I remember what my life was like around a year ago. I had already decided that one university just wasn't for me, physically or mentally, and I had gone about finding ways to resolve my unhappiness. I attempted to take the plunge, crossing my fingers and what felt like begging another university to let me in. Thankfully I was lucky they did, and suddenly I actually could see a future and there was a point of carrying on fighting through each day to get to that point.
This time last year, I literally didn't care if tomorrow never came, if the world just stopped. I had lost all hope that my life could actually be anything other than a friendless, lonely, sad and cold world, I couldn't remember my life being anything but, all the darkness had consumed me and somehow the few people around me didn't get too frustrated with me (even if I didn't trust them through paranoia that nobody wanted me in the world).
Looking back now, I realise just how depressed I was. But I just assumed that life was like that and I had done something to deserve it. I never thought that the sadness and darkness was anything but natural. But now, I'm surrounded by people that I really trust, with friends, with happiness, belief in myself and knowing that I have an end goal for every single day - not to give up.
As my first year at university has drawn to, an albeit very stressful close (four exams in five days who thought that was a good idea), and I've had chance to reflect on my own life it's surprising how much not just myself, but others around me have changed too.
I'm still a very pessimistic throwing doubt over everything I do, but, most of the time at least, I know that what I am doing is because it's what I want to do and that it makes me happy. But I've found a strength in me that people always told me existed but I never believed, I figured out how to push through the pain and difficulties and not just give up when trouble was on the horizon. I finally feel like a person.

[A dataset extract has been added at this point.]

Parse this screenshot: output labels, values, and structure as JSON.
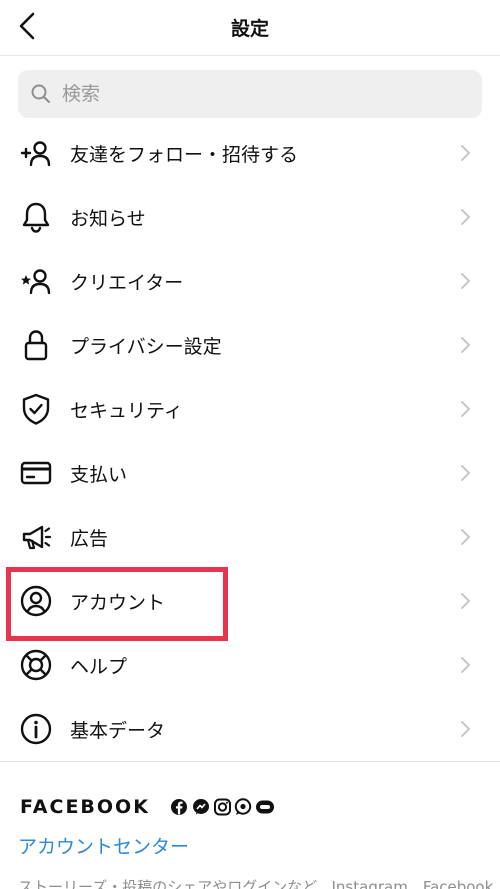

Those around me that I've known for a while have changed too, many have become a lot more serious and grown-up, especially those I know that are finishing their undergraduate journey. I see their jokes about what comes next, but because I'm not in that situation myself, I can see that at least some of those jokes are coming through the terror of mystery and uncertainty. And that, for a first year student, is something terrifying to consider.
First years, yes, have had a fair amount of work to do and exams, but in most universities it counts for very little in terms of the actual degree and we still have a couple of years left before the end of the road. But, the end of the road is approaching far quicker than even I would like to imagine. It doesn't feel like two minutes ago since freshers week and awkwardly standing around making friends, but it is, it's months ago.
The end of an academic year is a chance to reflect on not just our personal development, but how those around us have changed and what we've actually learned. I know that at times I felt like I've discovered very little new things this year, but on serious reflection, I've learned a lot of academic based things without even realising.
But above all reflecting is important as a chance to figure out what you can do better next year, whether it be doing more reading or making better notes, or spending more time with friends out of university or getting involved with more societies, or whether it's just continuing to find yourself and love who that person is. Without reflection we learn very little about ourselves, not everything we learn we will like, but without it any improvements to ourselves and our lives are limited. Reflection is a form of self-care (taking time to look after you now and in the future) and without self-care what are we to become?